A Infanta D. Maria, por Anthonis Mor van Dashorst |
Um livro
sobre Camões que ainda hoje nos deixa pasmados é «Camões e a Infanta D. Maria»,
publicado pela Imprensa da Universidade de Coimbra em 1910. O maior motivo de
espanto, aos nossos olhos contemporâneos, é que tal livro tenha sequer sido
publicado. Na cultura universitária de hoje, com a obrigatoriedade de
arbitragem científica feita por dois especialistas (cuja identidade é ocultada
ao autor do trabalho proposto), um livro que, como este, contradiz todas as
normas académicas nunca teria vindo a lume. O facto de ter sido publicado
afigura-se hoje algo de negativo, mas também de positivo. No plano negativo, a
sua publicação teve o efeito nefasto de encorajar, meio século depois, José
Hermano Saraiva a escrever um livro sobre Camões com a mesma falta de objetividade
e de fundamentação. No lado positivo, este livro de 1910 tem, hoje, o efeito
salutar de constituir um excelente exemplo: «Camões e a Infanta D. Maria» é
tudo o que um livro sobre Camões não deve ser.
O autor
do livro foi José Maria Rodrigues, nascido em Valença em meados do século XIX
(1857). A sua carreira de padre católico e de professor universitário colocou-o
em ambientes contrastantes, desde o Seminário de Braga à então Faculdade de
Teologia de Coimbra e, mais tarde, à Faculdade de Letras de Lisboa, onde
inaugurou a cadeira de Estudos Camonianos em 1924 (em homenagem ao quarto
centenário de Camões). Pelo meio, este letrado monárquico foi professor de
Latim dos infantes D. Luís Filipe e D. Manuel (o futuro D. Manuel II, último
rei de Portugal). O livro «Camões e a Infanta D. Maria» foi dedicado à memória
de D. Luís Filipe, assassinado juntamente com o pai, o rei D. Carlos, em 1908.
O Padre
Rodrigues foi, sem dúvida, um homem que leu Camões de forma aprofundada, como
se vê pelas suas notas brilhantes sobre problemas textuais em Camões: notas
essas que salpicam os rodapés do livro «Camões e a Infanta D. Maria» e que nos
dão que pensar ainda hoje. Rodrigues atreveu-se a questionar muitas passagens
de Camões que, antes dele, não tinham oferecido dúvidas aos leitores; e não
teve qualquer tipo de acanhamento em conjeturar palavras alternativas às que
foram transmitidas como sendo de Camões. Mesmo que não concordemos com as suas
conjeturas, elas levam-nos a refletir com mais profundidade sobre a frase
camoniana. Vou dar só um exemplo: no passo em que lemos, nas edições
quinhentistas, «fogo eterno» (Canção 6), Rodrigues achou que Camões escrevera
«fogo interno». O problema tem a ver com o lugar que esse poema descreve,
problema muito discutido pelos estudiosos de Camões desde o século XVII.

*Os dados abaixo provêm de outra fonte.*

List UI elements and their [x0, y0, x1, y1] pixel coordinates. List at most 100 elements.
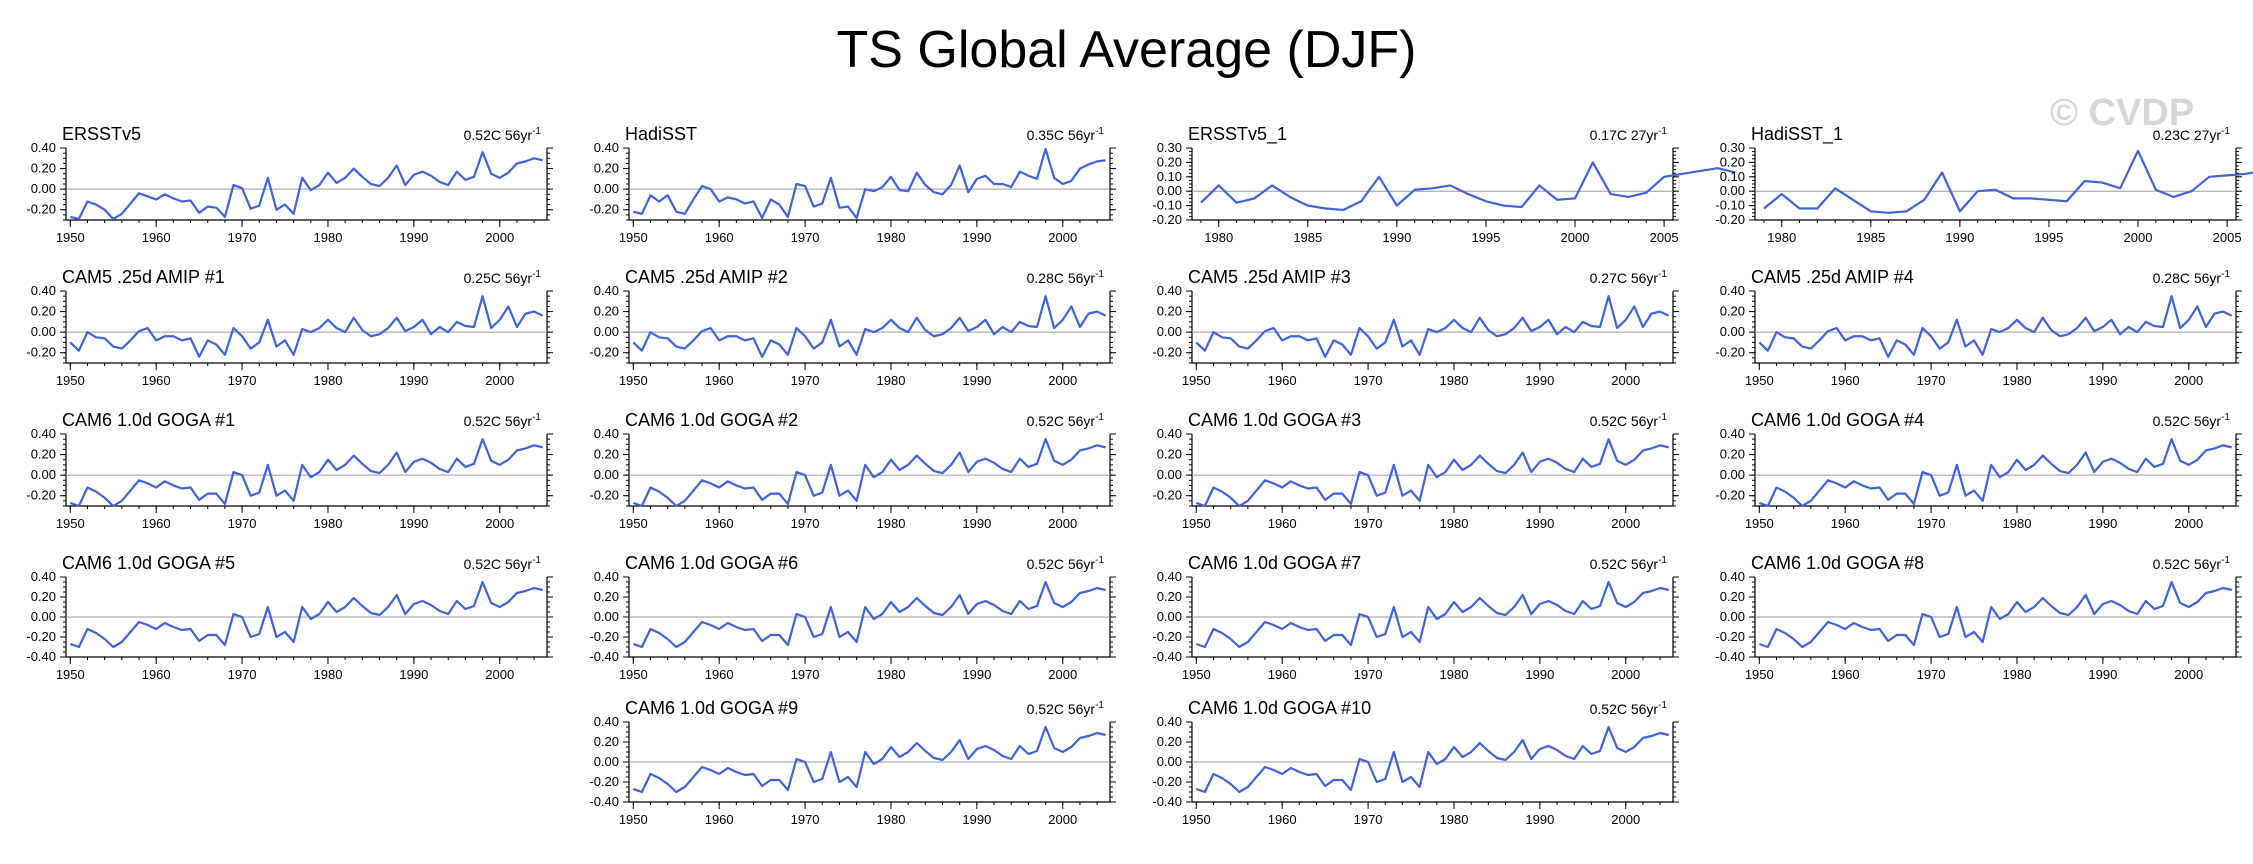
trend-exponent: -1 [532, 269, 541, 280]
y-tick-label: 0.40 [1720, 569, 1745, 584]
x-tick-label: 1990 [399, 667, 428, 682]
x-tick-label: 1970 [1917, 516, 1946, 531]
y-tick-label: -0.20 [26, 202, 56, 217]
x-tick-label: 2000 [2174, 373, 2203, 388]
panel-trend: 0.52C 56yr-1 [464, 126, 542, 143]
y-tick-label: 0.20 [594, 161, 619, 176]
series-line [1758, 580, 2232, 649]
x-tick-label: 1985 [1293, 230, 1322, 245]
x-tick-label: 1970 [1917, 667, 1946, 682]
panel-trend: 0.52C 56yr-1 [1027, 412, 1105, 429]
trend-exponent: -1 [2221, 412, 2230, 423]
x-tick-label: 1980 [877, 516, 906, 531]
x-tick-label: 2000 [1611, 812, 1640, 827]
x-tick-label: 1970 [228, 373, 257, 388]
y-tick-label: 0.20 [31, 589, 56, 604]
x-tick-label: 1960 [705, 373, 734, 388]
x-tick-label: 1980 [1440, 373, 1469, 388]
trend-exponent: -1 [1658, 412, 1667, 423]
x-tick-label: 1960 [142, 667, 171, 682]
x-tick-label: 1950 [1745, 373, 1774, 388]
y-tick-label: -0.20 [589, 345, 619, 360]
y-tick-label: -0.10 [1152, 198, 1182, 213]
y-tick-label: 0.00 [31, 324, 56, 339]
y-tick-label: -0.10 [1715, 198, 1745, 213]
y-tick-label: 0.00 [594, 324, 619, 339]
x-tick-label: 1960 [142, 516, 171, 531]
x-tick-label: 1980 [1440, 812, 1469, 827]
x-tick-label: 1990 [399, 373, 428, 388]
x-tick-label: 1950 [619, 230, 648, 245]
trend-exponent: -1 [2221, 555, 2230, 566]
x-tick-label: 2000 [1611, 373, 1640, 388]
x-tick-label: 1980 [1440, 516, 1469, 531]
x-tick-label: 1950 [1182, 812, 1211, 827]
y-tick-label: 0.00 [1157, 609, 1182, 624]
panel-trend: 0.35C 56yr-1 [1027, 126, 1105, 143]
series-line [69, 580, 543, 649]
x-tick-label: 1990 [2088, 667, 2117, 682]
y-tick-label: -0.20 [1152, 212, 1182, 227]
y-tick-label: -0.20 [589, 202, 619, 217]
y-tick-label: 0.40 [31, 140, 56, 155]
y-tick-label: 0.20 [1157, 734, 1182, 749]
x-tick-label: 1950 [619, 667, 648, 682]
x-tick-label: 2000 [1561, 230, 1590, 245]
y-tick-label: -0.20 [1152, 774, 1182, 789]
x-tick-label: 2000 [1048, 516, 1077, 531]
trend-exponent: -1 [2221, 269, 2230, 280]
x-tick-label: 2000 [2174, 667, 2203, 682]
y-tick-label: 0.20 [31, 161, 56, 176]
panel-trend: 0.27C 56yr-1 [1590, 269, 1668, 286]
y-tick-label: 0.40 [594, 714, 619, 729]
x-tick-label: 1970 [791, 667, 820, 682]
x-tick-label: 2000 [1611, 516, 1640, 531]
x-tick-label: 1970 [791, 516, 820, 531]
x-tick-label: 1950 [619, 812, 648, 827]
series-line [1195, 580, 1669, 649]
y-tick-label: 0.40 [31, 283, 56, 298]
x-tick-label: 1980 [877, 230, 906, 245]
y-tick-label: -0.20 [1715, 488, 1745, 503]
x-tick-label: 2005 [1650, 230, 1679, 245]
x-tick-label: 1950 [56, 373, 85, 388]
cvdp-watermark: © CVDP [2050, 92, 2195, 134]
y-tick-label: 0.40 [1720, 426, 1745, 441]
x-tick-label: 1990 [399, 230, 428, 245]
series-line [1195, 725, 1669, 794]
y-tick-label: -0.20 [1715, 212, 1745, 227]
x-tick-label: 1970 [228, 516, 257, 531]
y-tick-label: 0.20 [1720, 154, 1745, 169]
panel-title: ERSSTv5 [62, 124, 141, 144]
x-tick-label: 1980 [2003, 667, 2032, 682]
x-tick-label: 1990 [962, 516, 991, 531]
x-tick-label: 1990 [2088, 373, 2117, 388]
x-tick-label: 1950 [56, 667, 85, 682]
series-line [1763, 149, 2253, 214]
y-tick-label: 0.00 [1157, 754, 1182, 769]
x-tick-label: 1990 [962, 812, 991, 827]
panel-title: CAM6 1.0d GOGA #5 [62, 553, 235, 573]
panel-title: CAM6 1.0d GOGA #7 [1188, 553, 1361, 573]
x-tick-label: 1960 [1831, 667, 1860, 682]
y-tick-label: 0.20 [1157, 447, 1182, 462]
panel-trend: 0.52C 56yr-1 [1027, 700, 1105, 717]
x-tick-label: 1960 [1831, 516, 1860, 531]
x-tick-label: 1990 [962, 230, 991, 245]
x-tick-label: 1980 [877, 812, 906, 827]
y-tick-label: -0.20 [1152, 488, 1182, 503]
x-tick-label: 1970 [1354, 667, 1383, 682]
x-tick-label: 1990 [2088, 516, 2117, 531]
x-tick-label: 1995 [1471, 230, 1500, 245]
x-tick-label: 1960 [1268, 516, 1297, 531]
y-tick-label: -0.40 [589, 794, 619, 809]
x-tick-label: 2000 [2174, 516, 2203, 531]
x-tick-label: 1980 [314, 373, 343, 388]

Rodrigues achava que era uma ilha vulcânica (daí «fogo interno»). A expressão
certa é provavelmente «fogo eterno»; mas a conjetura de Rodrigues obriga-nos a
pensar melhor sobre o texto.
Esta
queda para as conjeturas acabou por se revelar fatal quando o Padre Rodrigues
decidiu conjeturar a identidade da figura feminina de classe alta a quem Camões
se dirige como «Senhora» na sua poesia lírica. As hipóteses de entusiastas
anteriores de Camões tinham-se centrado em damas da corte portuguesa: D.

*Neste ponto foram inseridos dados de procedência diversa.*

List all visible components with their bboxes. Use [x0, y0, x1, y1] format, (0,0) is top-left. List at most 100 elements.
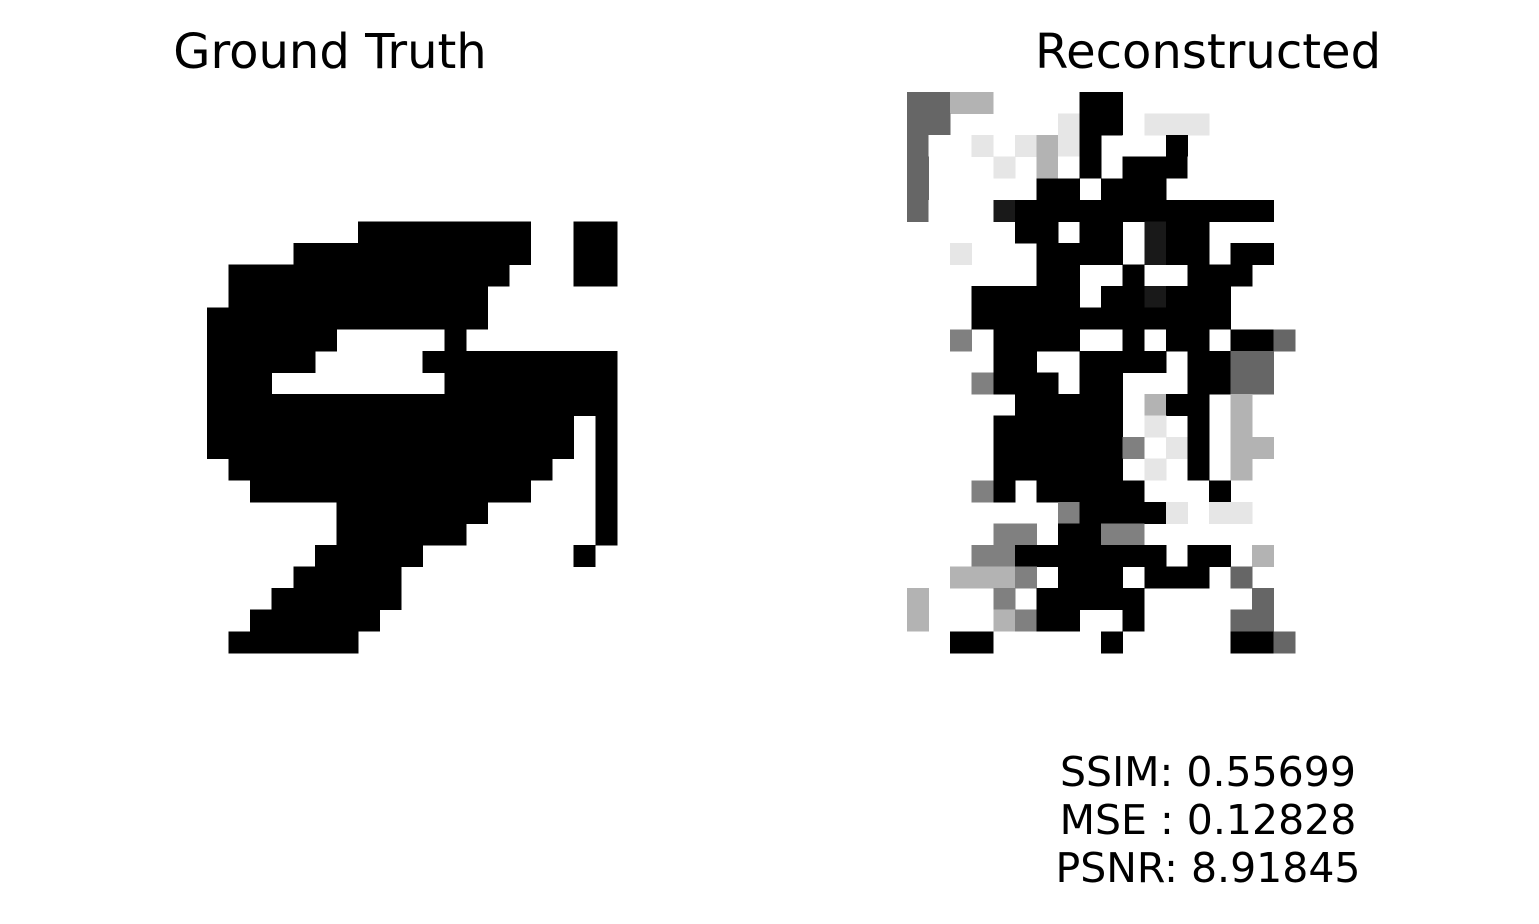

Catarina de Ataíde e D. Francisca de Aragão. Mas o Padre Rodrigues decidiu
apontar lá mais para o alto. Assim meteu-se-lhe na cabeça que a mulher
idolatrada por Camões nos seus poemas líricos seria a Infanta D. Maria
(1521-1577), filha de D. Manuel I e da sua terceira mulher, Leonor (filha de
Joana «a Louca» e irmã do imperador Carlos V).
Rodrigues
baseou esta suposição em quê? Em nada. Na p. 2 do seu livro, ele afirma
simplesmente que o alvo do interesse do poeta «era a filha mais nova del-rei D.
Manuel, a infanta D. Maria»: sem factos, sem argumentos, sem nada. A partir da
p. 2, esta afirmação (só pelo ato de ter sido escrita pela pena de Rodrigues)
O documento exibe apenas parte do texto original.